In 2026 downtime in the industrial sector is no longer viewed as a mere operational hurdle but as a direct haemorrhage of corporate cash flow. Recent analysis from the Aberdeen Group suggests that the cost of unplanned downtime for large scale manufacturing organisations now averages $260,000 (approximately £200,000) per hour and this figure continues to climb annually.
For process industries and automated manufacturing facilities where systems are highly inter-dependent the failure of a single point often triggers a domino effect that shuts down entire production lines. In these environments even a conservative estimate based on global benchmarks from ITIC and Siemens places the cost of downtime for a mid sized facility at upwards of £80,000 per hour.
Behind these staggering figures lies a frequently overlooked culprit known as Authentication Friction which acts as a primary bottleneck in the recovery process.
The effectiveness of industrial operations is measured by MTTR (Mean Time To Repair) which spans the stages of detection diagnosis access authorisation repair and restart. The most significant financial leak occurs not during the technical repair itself but during the wait for access authorisation.
This is not a theoretical projection but the reality of what Gartner defines as Security Debt where complexity and outdated processes are directly reflected in the cost of goods sold.
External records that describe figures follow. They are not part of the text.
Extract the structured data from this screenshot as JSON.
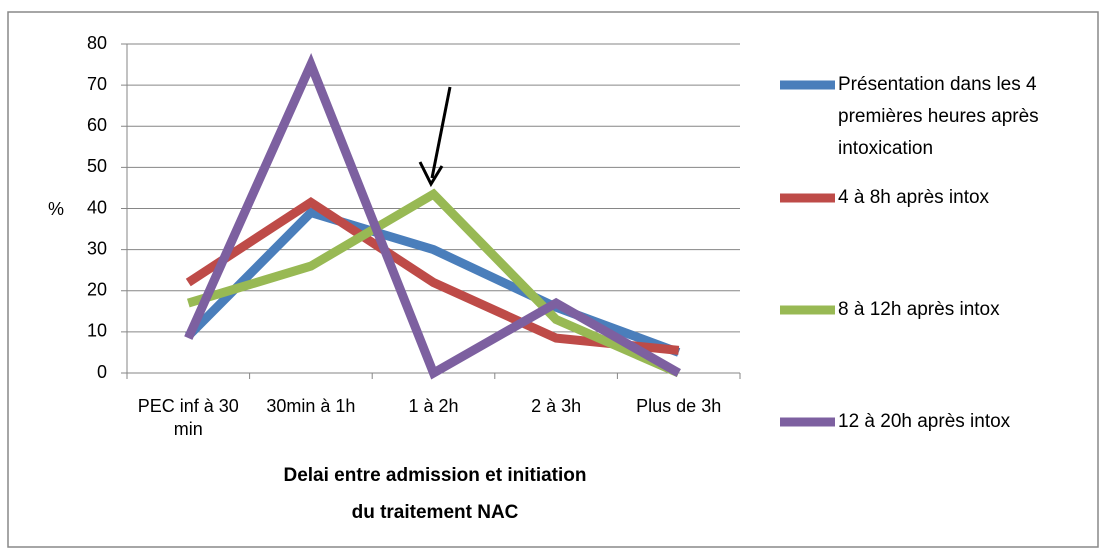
{
  "chart_data": {
    "type": "line",
    "categories": [
      "PEC inf à 30 min",
      "30min à 1h",
      "1 à 2h",
      "2 à 3h",
      "Plus de 3h"
    ],
    "series": [
      {
        "name": "Présentation dans les 4 premières heures après intoxication",
        "color": "#4a7ebb",
        "values": [
          9,
          39,
          30,
          16,
          5
        ]
      },
      {
        "name": "4 à 8h après intox",
        "color": "#be4b48",
        "values": [
          22,
          41.5,
          22,
          8.5,
          5.5
        ]
      },
      {
        "name": "8 à 12h après intox",
        "color": "#98b954",
        "values": [
          17,
          26,
          43.5,
          13,
          0
        ]
      },
      {
        "name": "12 à 20h après intox",
        "color": "#7d60a0",
        "values": [
          8.5,
          75,
          0,
          17,
          0
        ]
      }
    ],
    "ylabel": "%",
    "xlabel": "Delai entre admission et initiation du traitement NAC",
    "ylim": [
      0,
      80
    ],
    "yticks": [
      0,
      10,
      20,
      30,
      40,
      50,
      60,
      70,
      80
    ],
    "grid": true
  }
}
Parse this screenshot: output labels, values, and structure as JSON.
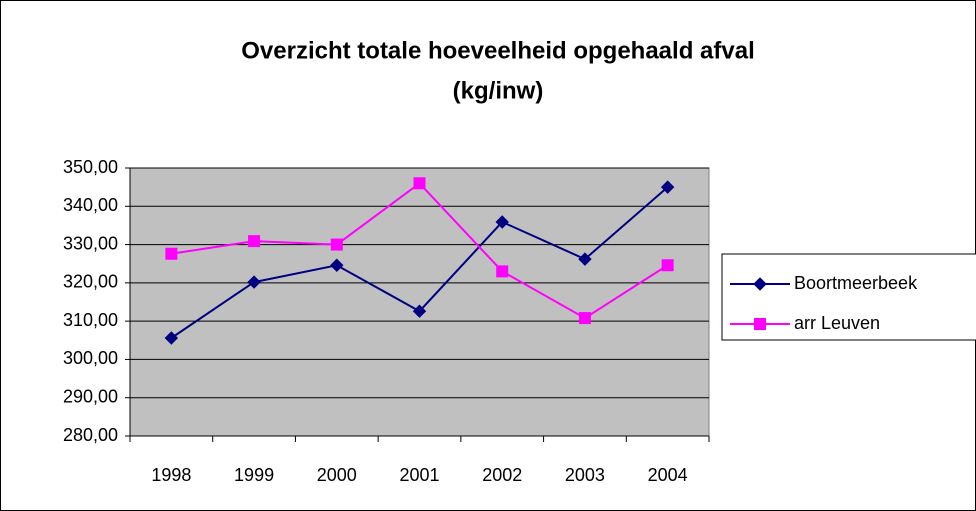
{
  "chart_data": {
    "type": "line",
    "title": [
      "Overzicht totale hoeveelheid opgehaald afval",
      "(kg/inw)"
    ],
    "categories": [
      "1998",
      "1999",
      "2000",
      "2001",
      "2002",
      "2003",
      "2004"
    ],
    "series": [
      {
        "name": "Boortmeerbeek",
        "color": "#000080",
        "marker": "diamond",
        "values": [
          305.6,
          320.2,
          324.6,
          312.6,
          335.9,
          326.2,
          345.0
        ]
      },
      {
        "name": "arr Leuven",
        "color": "#ff00ff",
        "marker": "square",
        "values": [
          327.6,
          330.9,
          330.0,
          346.0,
          323.0,
          310.8,
          324.6
        ]
      }
    ],
    "ylim": [
      280,
      350
    ],
    "yticks": [
      {
        "value": 280,
        "label": "280,00"
      },
      {
        "value": 290,
        "label": "290,00"
      },
      {
        "value": 300,
        "label": "300,00"
      },
      {
        "value": 310,
        "label": "310,00"
      },
      {
        "value": 320,
        "label": "320,00"
      },
      {
        "value": 330,
        "label": "330,00"
      },
      {
        "value": 340,
        "label": "340,00"
      },
      {
        "value": 350,
        "label": "350,00"
      }
    ],
    "grid": true,
    "legend": "right",
    "plot_background": "#c0c0c0"
  }
}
The cost of authentication friction extends beyond the immediate loss of production. The inefficiency required to maintain a static credential model represents a significant form of administrative debt.
In 2026 security and operations teams managing large scale OT environments spend approximately 18 to 20 per cent of their weekly bandwidth on manual tasks such as password resets issuing contractor credentials and reconciling logs for compliance audits. This represents a misallocation of high value engineering talent toward basic administrative upkeep which further inflates the Total Cost of Ownership (TCO) for industrial assets.
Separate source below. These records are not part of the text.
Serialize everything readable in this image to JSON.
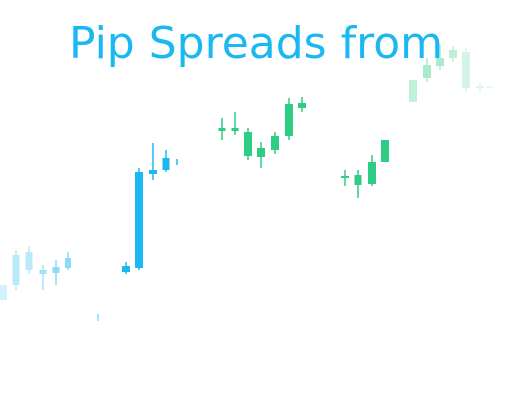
{
  "header": {
    "title": "Pip Spreads from"
  }
}
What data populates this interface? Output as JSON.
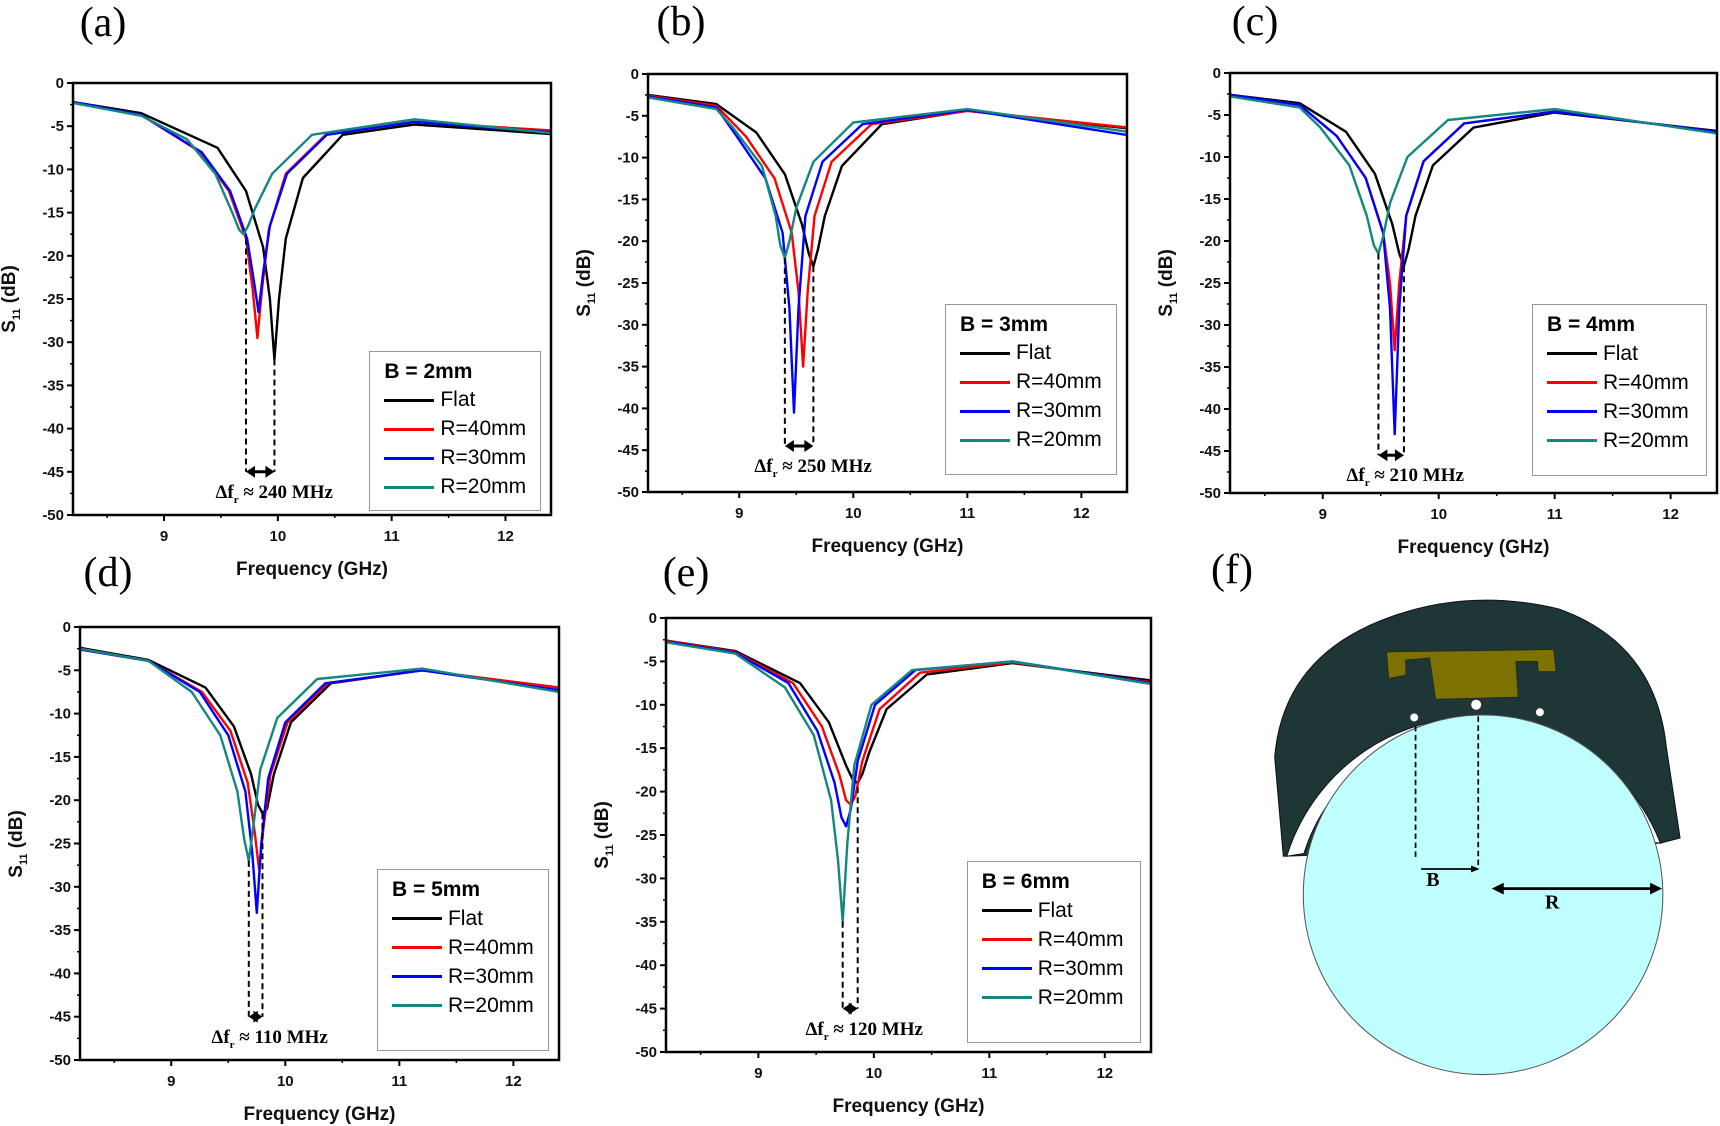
{
  "chart_data": [
    {
      "type": "line",
      "panel_label": "(a)",
      "title": "",
      "xlabel": "Frequency (GHz)",
      "ylabel_main": "S",
      "ylabel_sub": "11",
      "ylabel_unit": " (dB)",
      "xlim": [
        8.2,
        12.4
      ],
      "ylim": [
        -50,
        0
      ],
      "xticks": [
        "9",
        "10",
        "11",
        "12"
      ],
      "yticks": [
        "0",
        "-5",
        "-10",
        "-15",
        "-20",
        "-25",
        "-30",
        "-35",
        "-40",
        "-45",
        "-50"
      ],
      "legend_title": "B = 2mm",
      "legend_position": "bottom-right",
      "annotation": {
        "prefix": "Δf",
        "sub": "r",
        "text": " ≈ 240 MHz",
        "x": [
          9.72,
          9.97
        ],
        "from_y": [
          -18,
          -32
        ],
        "arrow_y": -45
      },
      "series": [
        {
          "name": "Flat",
          "color": "#000000",
          "x": [
            8.2,
            8.8,
            9.47,
            9.72,
            9.87,
            9.93,
            9.97,
            10.01,
            10.07,
            10.22,
            10.57,
            11.2,
            12.4
          ],
          "y": [
            -2.2,
            -3.5,
            -7.5,
            -12.5,
            -19,
            -25,
            -32,
            -25,
            -18,
            -11,
            -6,
            -4.8,
            -5.9
          ]
        },
        {
          "name": "R=40mm",
          "color": "#ff0000",
          "x": [
            8.2,
            8.8,
            9.32,
            9.57,
            9.72,
            9.78,
            9.82,
            9.86,
            9.92,
            10.07,
            10.42,
            11.2,
            12.4
          ],
          "y": [
            -2.2,
            -3.7,
            -8,
            -12.5,
            -18,
            -24,
            -29.5,
            -24,
            -17,
            -10.5,
            -6,
            -4.5,
            -5.5
          ]
        },
        {
          "name": "R=30mm",
          "color": "#0000ff",
          "x": [
            8.2,
            8.8,
            9.33,
            9.58,
            9.73,
            9.79,
            9.83,
            9.87,
            9.93,
            10.08,
            10.43,
            11.2,
            12.4
          ],
          "y": [
            -2.2,
            -3.7,
            -8,
            -12.5,
            -18,
            -23,
            -26.5,
            -22,
            -16.5,
            -10.5,
            -6,
            -4.5,
            -5.7
          ]
        },
        {
          "name": "R=20mm",
          "color": "#138780",
          "x": [
            8.2,
            8.8,
            9.2,
            9.45,
            9.6,
            9.66,
            9.7,
            9.74,
            9.8,
            9.95,
            10.3,
            11.2,
            12.4
          ],
          "y": [
            -2.3,
            -3.8,
            -6.5,
            -10.5,
            -15,
            -17,
            -17.5,
            -16.5,
            -14.5,
            -10.5,
            -6,
            -4.2,
            -5.8
          ]
        }
      ]
    },
    {
      "type": "line",
      "panel_label": "(b)",
      "title": "",
      "xlabel": "Frequency (GHz)",
      "ylabel_main": "S",
      "ylabel_sub": "11",
      "ylabel_unit": " (dB)",
      "xlim": [
        8.2,
        12.4
      ],
      "ylim": [
        -50,
        0
      ],
      "xticks": [
        "9",
        "10",
        "11",
        "12"
      ],
      "yticks": [
        "0",
        "-5",
        "-10",
        "-15",
        "-20",
        "-25",
        "-30",
        "-35",
        "-40",
        "-45",
        "-50"
      ],
      "legend_title": "B = 3mm",
      "legend_position": "bottom-right",
      "annotation": {
        "prefix": "Δf",
        "sub": "r",
        "text": " ≈ 250 MHz",
        "x": [
          9.4,
          9.65
        ],
        "from_y": [
          -22,
          -23
        ],
        "arrow_y": -44.5
      },
      "series": [
        {
          "name": "Flat",
          "color": "#000000",
          "x": [
            8.2,
            8.8,
            9.15,
            9.4,
            9.55,
            9.61,
            9.65,
            9.69,
            9.75,
            9.9,
            10.25,
            11.0,
            12.4
          ],
          "y": [
            -2.5,
            -3.6,
            -7,
            -12,
            -18,
            -21.5,
            -23,
            -21,
            -17,
            -11,
            -6,
            -4.4,
            -6.5
          ]
        },
        {
          "name": "R=40mm",
          "color": "#ff0000",
          "x": [
            8.2,
            8.8,
            9.06,
            9.31,
            9.46,
            9.52,
            9.56,
            9.6,
            9.66,
            9.81,
            10.16,
            11.0,
            12.4
          ],
          "y": [
            -2.6,
            -3.8,
            -7.5,
            -12.5,
            -19,
            -26,
            -35,
            -26,
            -17,
            -10.5,
            -6,
            -4.4,
            -6.4
          ]
        },
        {
          "name": "R=30mm",
          "color": "#0000ff",
          "x": [
            8.2,
            8.8,
            8.98,
            9.23,
            9.38,
            9.44,
            9.48,
            9.52,
            9.58,
            9.73,
            10.08,
            11.0,
            12.4
          ],
          "y": [
            -2.7,
            -4,
            -7.5,
            -12.5,
            -19,
            -28,
            -40.5,
            -28,
            -17,
            -10.5,
            -6,
            -4.3,
            -7.3
          ]
        },
        {
          "name": "R=20mm",
          "color": "#138780",
          "x": [
            8.2,
            8.8,
            8.95,
            9.2,
            9.32,
            9.36,
            9.4,
            9.44,
            9.5,
            9.65,
            10.0,
            11.0,
            12.4
          ],
          "y": [
            -2.8,
            -4.2,
            -6.5,
            -11,
            -17,
            -20.5,
            -22,
            -20,
            -16,
            -10.5,
            -5.8,
            -4.2,
            -6.9
          ]
        }
      ]
    },
    {
      "type": "line",
      "panel_label": "(c)",
      "title": "",
      "xlabel": "Frequency (GHz)",
      "ylabel_main": "S",
      "ylabel_sub": "11",
      "ylabel_unit": " (dB)",
      "xlim": [
        8.2,
        12.4
      ],
      "ylim": [
        -50,
        0
      ],
      "xticks": [
        "9",
        "10",
        "11",
        "12"
      ],
      "yticks": [
        "0",
        "-5",
        "-10",
        "-15",
        "-20",
        "-25",
        "-30",
        "-35",
        "-40",
        "-45",
        "-50"
      ],
      "legend_title": "B = 4mm",
      "legend_position": "bottom-right",
      "annotation": {
        "prefix": "Δf",
        "sub": "r",
        "text": " ≈ 210 MHz",
        "x": [
          9.48,
          9.7
        ],
        "from_y": [
          -21.5,
          -23
        ],
        "arrow_y": -45.5
      },
      "series": [
        {
          "name": "Flat",
          "color": "#000000",
          "x": [
            8.2,
            8.8,
            9.2,
            9.45,
            9.6,
            9.66,
            9.7,
            9.74,
            9.8,
            9.95,
            10.3,
            11.0,
            12.4
          ],
          "y": [
            -2.6,
            -3.6,
            -7,
            -12,
            -18,
            -21.5,
            -23,
            -21,
            -17,
            -11,
            -6.5,
            -4.7,
            -6.9
          ]
        },
        {
          "name": "R=40mm",
          "color": "#ff0000",
          "x": [
            8.2,
            8.8,
            9.12,
            9.37,
            9.52,
            9.58,
            9.62,
            9.66,
            9.72,
            9.87,
            10.22,
            11.0,
            12.4
          ],
          "y": [
            -2.6,
            -3.8,
            -7.5,
            -12.5,
            -19,
            -25,
            -33,
            -25,
            -17,
            -10.5,
            -6,
            -4.6,
            -7
          ]
        },
        {
          "name": "R=30mm",
          "color": "#0000ff",
          "x": [
            8.2,
            8.8,
            9.12,
            9.37,
            9.52,
            9.58,
            9.62,
            9.66,
            9.72,
            9.87,
            10.22,
            11.0,
            12.4
          ],
          "y": [
            -2.6,
            -3.8,
            -7.5,
            -12.5,
            -19,
            -28,
            -43,
            -28,
            -17,
            -10.5,
            -6,
            -4.6,
            -7
          ]
        },
        {
          "name": "R=20mm",
          "color": "#138780",
          "x": [
            8.2,
            8.8,
            8.98,
            9.23,
            9.38,
            9.44,
            9.48,
            9.52,
            9.58,
            9.73,
            10.08,
            11.0,
            12.4
          ],
          "y": [
            -2.8,
            -4.1,
            -6.5,
            -11,
            -17,
            -20.5,
            -21.5,
            -19.5,
            -15.5,
            -10,
            -5.6,
            -4.3,
            -7.2
          ]
        }
      ]
    },
    {
      "type": "line",
      "panel_label": "(d)",
      "title": "",
      "xlabel": "Frequency (GHz)",
      "ylabel_main": "S",
      "ylabel_sub": "11",
      "ylabel_unit": " (dB)",
      "xlim": [
        8.2,
        12.4
      ],
      "ylim": [
        -50,
        0
      ],
      "xticks": [
        "9",
        "10",
        "11",
        "12"
      ],
      "yticks": [
        "0",
        "-5",
        "-10",
        "-15",
        "-20",
        "-25",
        "-30",
        "-35",
        "-40",
        "-45",
        "-50"
      ],
      "legend_title": "B = 5mm",
      "legend_position": "bottom-right",
      "annotation": {
        "prefix": "Δf",
        "sub": "r",
        "text": " ≈ 110 MHz",
        "x": [
          9.68,
          9.8
        ],
        "from_y": [
          -27,
          -21.5
        ],
        "arrow_y": -45
      },
      "series": [
        {
          "name": "Flat",
          "color": "#000000",
          "x": [
            8.2,
            8.8,
            9.3,
            9.55,
            9.7,
            9.76,
            9.8,
            9.84,
            9.9,
            10.05,
            10.4,
            11.2,
            12.4
          ],
          "y": [
            -2.4,
            -3.8,
            -7,
            -11.5,
            -17,
            -20.5,
            -21.5,
            -21,
            -17,
            -11,
            -6.5,
            -5,
            -7
          ]
        },
        {
          "name": "R=40mm",
          "color": "#ff0000",
          "x": [
            8.2,
            8.8,
            9.27,
            9.52,
            9.67,
            9.73,
            9.77,
            9.81,
            9.87,
            10.02,
            10.37,
            11.2,
            12.4
          ],
          "y": [
            -2.6,
            -3.9,
            -7.5,
            -12,
            -18,
            -23.5,
            -28,
            -23,
            -17,
            -11,
            -6.5,
            -5,
            -7
          ]
        },
        {
          "name": "R=30mm",
          "color": "#0000ff",
          "x": [
            8.2,
            8.8,
            9.25,
            9.5,
            9.65,
            9.71,
            9.75,
            9.79,
            9.85,
            10.0,
            10.35,
            11.2,
            12.4
          ],
          "y": [
            -2.6,
            -3.9,
            -7.5,
            -12.5,
            -19,
            -26,
            -33,
            -25,
            -17.5,
            -11,
            -6.5,
            -5,
            -7.3
          ]
        },
        {
          "name": "R=20mm",
          "color": "#138780",
          "x": [
            8.2,
            8.8,
            9.18,
            9.43,
            9.58,
            9.64,
            9.68,
            9.72,
            9.78,
            9.93,
            10.28,
            11.2,
            12.4
          ],
          "y": [
            -2.5,
            -3.9,
            -7.5,
            -12.5,
            -19,
            -24.5,
            -27,
            -23,
            -16.5,
            -10.5,
            -6,
            -4.8,
            -7.5
          ]
        }
      ]
    },
    {
      "type": "line",
      "panel_label": "(e)",
      "title": "",
      "xlabel": "Frequency (GHz)",
      "ylabel_main": "S",
      "ylabel_sub": "11",
      "ylabel_unit": " (dB)",
      "xlim": [
        8.2,
        12.4
      ],
      "ylim": [
        -50,
        0
      ],
      "xticks": [
        "9",
        "10",
        "11",
        "12"
      ],
      "yticks": [
        "0",
        "-5",
        "-10",
        "-15",
        "-20",
        "-25",
        "-30",
        "-35",
        "-40",
        "-45",
        "-50"
      ],
      "legend_title": "B = 6mm",
      "legend_position": "bottom-right",
      "annotation": {
        "prefix": "Δf",
        "sub": "r",
        "text": " ≈ 120 MHz",
        "x": [
          9.73,
          9.86
        ],
        "from_y": [
          -35,
          -19.5
        ],
        "arrow_y": -45
      },
      "series": [
        {
          "name": "Flat",
          "color": "#000000",
          "x": [
            8.2,
            8.8,
            9.36,
            9.61,
            9.76,
            9.82,
            9.86,
            9.9,
            9.96,
            10.11,
            10.46,
            11.2,
            12.4
          ],
          "y": [
            -2.6,
            -3.8,
            -7.5,
            -12,
            -17,
            -18.7,
            -19,
            -18,
            -15.5,
            -10.5,
            -6.5,
            -5.2,
            -7.2
          ]
        },
        {
          "name": "R=40mm",
          "color": "#ff0000",
          "x": [
            8.2,
            8.8,
            9.3,
            9.55,
            9.7,
            9.76,
            9.8,
            9.84,
            9.9,
            10.05,
            10.4,
            11.2,
            12.4
          ],
          "y": [
            -2.6,
            -3.9,
            -7.5,
            -12.5,
            -18,
            -21,
            -21.5,
            -20.5,
            -16.5,
            -10.5,
            -6.3,
            -5.1,
            -7.4
          ]
        },
        {
          "name": "R=30mm",
          "color": "#0000ff",
          "x": [
            8.2,
            8.8,
            9.26,
            9.51,
            9.66,
            9.72,
            9.76,
            9.8,
            9.86,
            10.01,
            10.36,
            11.2,
            12.4
          ],
          "y": [
            -2.7,
            -4,
            -7.5,
            -13,
            -19,
            -23,
            -24,
            -22,
            -16.5,
            -10,
            -6,
            -5,
            -7.5
          ]
        },
        {
          "name": "R=20mm",
          "color": "#138780",
          "x": [
            8.2,
            8.8,
            9.23,
            9.48,
            9.63,
            9.69,
            9.73,
            9.77,
            9.83,
            9.98,
            10.33,
            11.2,
            12.4
          ],
          "y": [
            -2.8,
            -4.1,
            -8,
            -13.5,
            -21,
            -28,
            -35,
            -26,
            -17,
            -10,
            -6,
            -5,
            -7.6
          ]
        }
      ]
    }
  ],
  "diagram": {
    "panel_label": "(f)",
    "label_B": "B",
    "label_R": "R",
    "colors": {
      "substrate": "#1f3636",
      "patch": "#7d7200",
      "body": "#bfffff",
      "gap": "#ffffff"
    }
  }
}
The mandate for executive leadership is clear. Transitioning from fixed authentication models to real time dynamic systems is not a simple security upgrade but a vital financial optimisation strategy.
By implementing identity models where credentials are created on demand and expire immediately after use organisations can effectively eliminate the authentication tax that slows down the recovery process. Reducing the MTTR by even 10 per cent through the removal of access friction can improve annual cash flow by millions of pounds. In 2026 OT security investment should no longer be justified by the vague promise of accident prevention but by its ability to recover lost time and maximise capital efficiency.